De tous ces morceaux, "Eye For An Eye" s’avère être le plus complexe avec les arrangements les plus raffinés. Introduit par une phase tout en ambiance, l’arrivée de la lead et la progression crescendo de l’orchestre prépare un morceau très opératique avec un refrain de qualité. Mais le meilleur est encore à venir puisque le point succédant le second refrain est une pure démonstration de la maitrise que les allemand ont sur leur art. Batterie et guitare s’unissent à 4’28 sur un même thème avant de préparer le meilleur motif de l’album. En effet, l’orchestre se retrouve seul à 4’37 pour offrir un motif qui prend aux tripes faisant directement grimpé l’intensité d’un bon cran avant que Smolski n’offre encore un solo merveilleusement inspiré. La leçon de shred façon Rage s’estampe alors pour laisser place à un mouvement plus dramatique avec le chant prenant de notre soprane. Le maitre de cérémonie réapparait alors avant de lancer ses menaçant "she’s coming" suivi de la reprise finale du refrain.

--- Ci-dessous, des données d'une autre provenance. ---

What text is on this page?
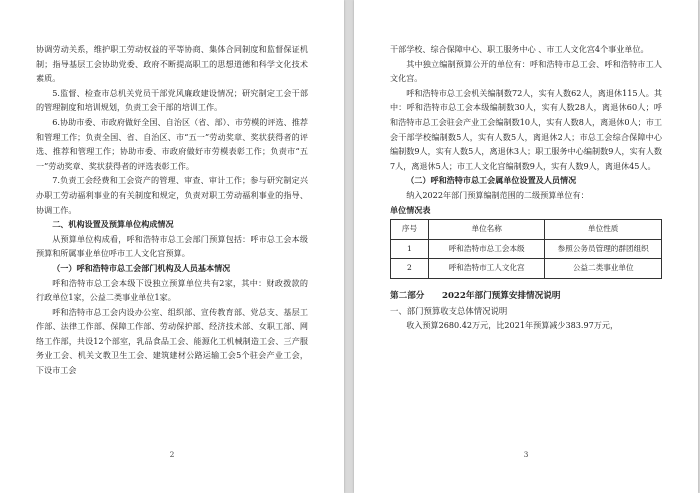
协调劳动关系，维护职工劳动权益的平等协商、集体合同制度和监督保证机制；指导基层工会协助党委、政府不断提高职工的思想道德和科学文化技术素质。

5.监督、检查市总机关党员干部党风廉政建设情况；研究制定工会干部的管理制度和培训规划，负责工会干部的培训工作。

6.协助市委、市政府做好全国、自治区（省、部）、市劳模的评选、推荐和管理工作；负责全国、省、自治区、市“五一”劳动奖章、奖状获得者的评选、推荐和管理工作；协助市委、市政府做好市劳模表彰工作；负责市“五一”劳动奖章、奖状获得者的评选表彰工作。

7.负责工会经费和工会资产的管理、审查、审计工作；参与研究制定兴办职工劳动福利事业的有关制度和规定，负责对职工劳动福利事业的指导、协调工作。

二、机构设置及预算单位构成情况

从预算单位构成看，呼和浩特市总工会部门预算包括：呼市总工会本级预算和所属事业单位呼市工人文化宫预算。

（一）呼和浩特市总工会部门机构及人员基本情况

呼和浩特市总工会本级下设独立预算单位共有2家，其中：财政拨款的行政单位1家，公益二类事业单位1家。

呼和浩特市总工会内设办公室、组织部、宣传教育部、党总支、基层工作部、法律工作部、保障工作部、劳动保护部、经济技术部、女职工部、网络工作部，共设12个部室，乳品食品工会、能源化工机械制造工会、三产服务业工会、机关文教卫生工会、建筑建材公路运输工会5个驻会产业工会，下设市工会

2

干部学校、综合保障中心、职工服务中心 、市工人文化宫4个事业单位。

其中独立编制预算公开的单位有：呼和浩特市总工会、呼和浩特市工人文化宫。

呼和浩特市总工会机关编制数72人，实有人数62人，离退休115人。其中：呼和浩特市总工会本级编制数30人，实有人数28人，离退休60人；呼和浩特市总工会驻会产业工会编制数10人，实有人数8人，离退休0人；市工会干部学校编制数5人，实有人数5人，离退休2人；市总工会综合保障中心编制数9人，实有人数5人，离退休3人；职工服务中心编制数9人，实有人数7人，离退休5人；市工人文化宫编制数9人，实有人数9人，离退休45人。

（二）呼和浩特市总工会属单位设置及人员情况

纳入2022年部门预算编制范围的二级预算单位有：

单位情况表

序号	单位名称	单位性质
1	呼和浩特市总工会本级	参照公务员管理的群团组织
2	呼和浩特市工人文化宫	公益二类事业单位

第二部分　 2022年部门预算安排情况说明

一、部门预算收支总体情况说明

收入预算2680.42万元，比2021年预算减少383.97万元，

3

Il faudra encore une fois souligner le travail d’orfèvre de Charlie Bauerfeind, producteur attitré de Rage mais aussi de Blind Guardian. Au final, si ce Lingua Mortis Orchestra ne constitue pas un nouveau chef d’œuvre du metal symphonique, il s’écoute avec un certain plaisir et tire son épingle du jeu en cette année de disette dans le style.